Он не сразу сообразил, что не видит рядом «Асмаргора», не чувствует его прикосновения. Слегка опамятовавшись, Мирон огляделся в сумраке, включил свет и обшарил помещение, загроможденное ширмами и вышитыми экранами. Бедолага обнаружился за этажеркой с магическими причиндалами. Скорчившийся на полу человечек в смешном тряпье, трясущийся, прикрывающий лысину скачущими руками, меньше всего напоминал Великого Посвященного – тем паче Десятой Ступени.
– Боруч, эй! Что с вами?
Мирон потянулся поднять человечка, но несчастный с придавленным воем откатился в угол. Пошатнулась зацепленная этажерка, несколько фитюлек свалились на пол, одна раскололась, взорвавшись хрустальными осколками. Между ладонями мелькнуло искаженное лицо в крупных каплях пота.
– Изыди, нечистый, прочь, прочь! – бормотал маг. – Чур меня, чур!
– Да ты что? Благовоний обнюхался?
После муторной возни свихнувшегося хозяина удалось аккуратно выволочь на свободное пространство. Он уже не рвался сбегать от Мирона на карачках и даже дерзал заглядывать ему в лицо через подпрыгивающие пальцы, но все еще был явно не в себе, а вместо ответов нес такую ахинею, что хоть перевозку вызывай. Охранительные формулы перемежались несвязными выкриками про демонов, которые «явились к нему, грешному, по душу его», порой расцвечиваясь описаниями самых диких порождений горячечного бреда. Вдоволь наслушавшись, Мирон после некоторых колебаний решился-таки оставить бедолагу без присмотра. Выключит свет, подышит своими смердящими палочками, а там, глядишь, и оклемается в родной стихии. Он коротко простился и повернулся было к двери, но Боруч вдруг ухватился за него с неожиданной силой.
– Стой… Зачем ты приходил? Не за мной, правда?
Мирон кивнул, решив не тратить силы бедолаги в бесплодных спорах. Иррациональный ужас малость отпустил Боруча, его упругий ум сразу прояснился, и в глазах мелькнула тень понимания.
– Так ты что, не знаешь?.. Быть не может. Правда не знаешь, кто ты?

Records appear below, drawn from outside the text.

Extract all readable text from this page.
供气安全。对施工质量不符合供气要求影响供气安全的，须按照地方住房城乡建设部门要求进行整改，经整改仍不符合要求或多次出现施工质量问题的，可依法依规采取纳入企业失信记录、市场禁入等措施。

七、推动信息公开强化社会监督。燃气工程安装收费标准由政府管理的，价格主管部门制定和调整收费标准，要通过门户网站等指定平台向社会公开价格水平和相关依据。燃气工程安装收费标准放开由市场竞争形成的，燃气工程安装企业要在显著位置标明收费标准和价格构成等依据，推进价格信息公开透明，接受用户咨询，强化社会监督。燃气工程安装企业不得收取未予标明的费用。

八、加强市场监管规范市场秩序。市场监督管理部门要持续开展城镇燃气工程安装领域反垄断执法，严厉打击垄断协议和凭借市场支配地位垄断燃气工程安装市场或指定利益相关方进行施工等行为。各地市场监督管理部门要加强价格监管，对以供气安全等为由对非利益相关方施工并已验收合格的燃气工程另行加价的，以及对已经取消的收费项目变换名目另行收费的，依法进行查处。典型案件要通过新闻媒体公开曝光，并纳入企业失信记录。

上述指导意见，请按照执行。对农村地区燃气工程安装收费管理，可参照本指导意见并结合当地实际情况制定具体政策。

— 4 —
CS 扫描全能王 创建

– Послушай, друг, – ласково начал Мирон, – не представляю, что тут приключилось, но мне действительно очень, очень жаль. Сейчас я уйду и, честное слово…
Влажные пальцы выпустили Миронову руку.
– Иди. Но знай, я видел тебя… настоящего. Ты не человек.

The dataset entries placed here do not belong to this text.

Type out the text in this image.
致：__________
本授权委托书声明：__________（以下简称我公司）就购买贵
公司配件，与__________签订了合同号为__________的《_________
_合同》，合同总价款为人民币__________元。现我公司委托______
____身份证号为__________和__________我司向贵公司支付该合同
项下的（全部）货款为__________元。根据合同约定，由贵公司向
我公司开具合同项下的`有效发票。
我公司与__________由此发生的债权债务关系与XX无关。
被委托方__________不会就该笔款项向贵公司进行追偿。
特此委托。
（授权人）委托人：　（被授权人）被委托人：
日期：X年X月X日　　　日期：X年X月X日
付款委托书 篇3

– Не человек? – тупо повторил дознаватель. – А кто?
Боруч пожал плечами со спокойствием обреченного.
– Не знаю. Может, демон. А может, нечто такое, чему совсем нет названия.
Повисла пауза.
– Рука болит, – неуместно пожаловался Боруч и всхлипнул, демонстрируя обожженную ладонь. – Если убивать будешь, давай прямо сейчас, а?
– Иди ты в задницу.
Пробегая по коридору к выходу, Мирон услышал, как Боруч тихо устало плачет.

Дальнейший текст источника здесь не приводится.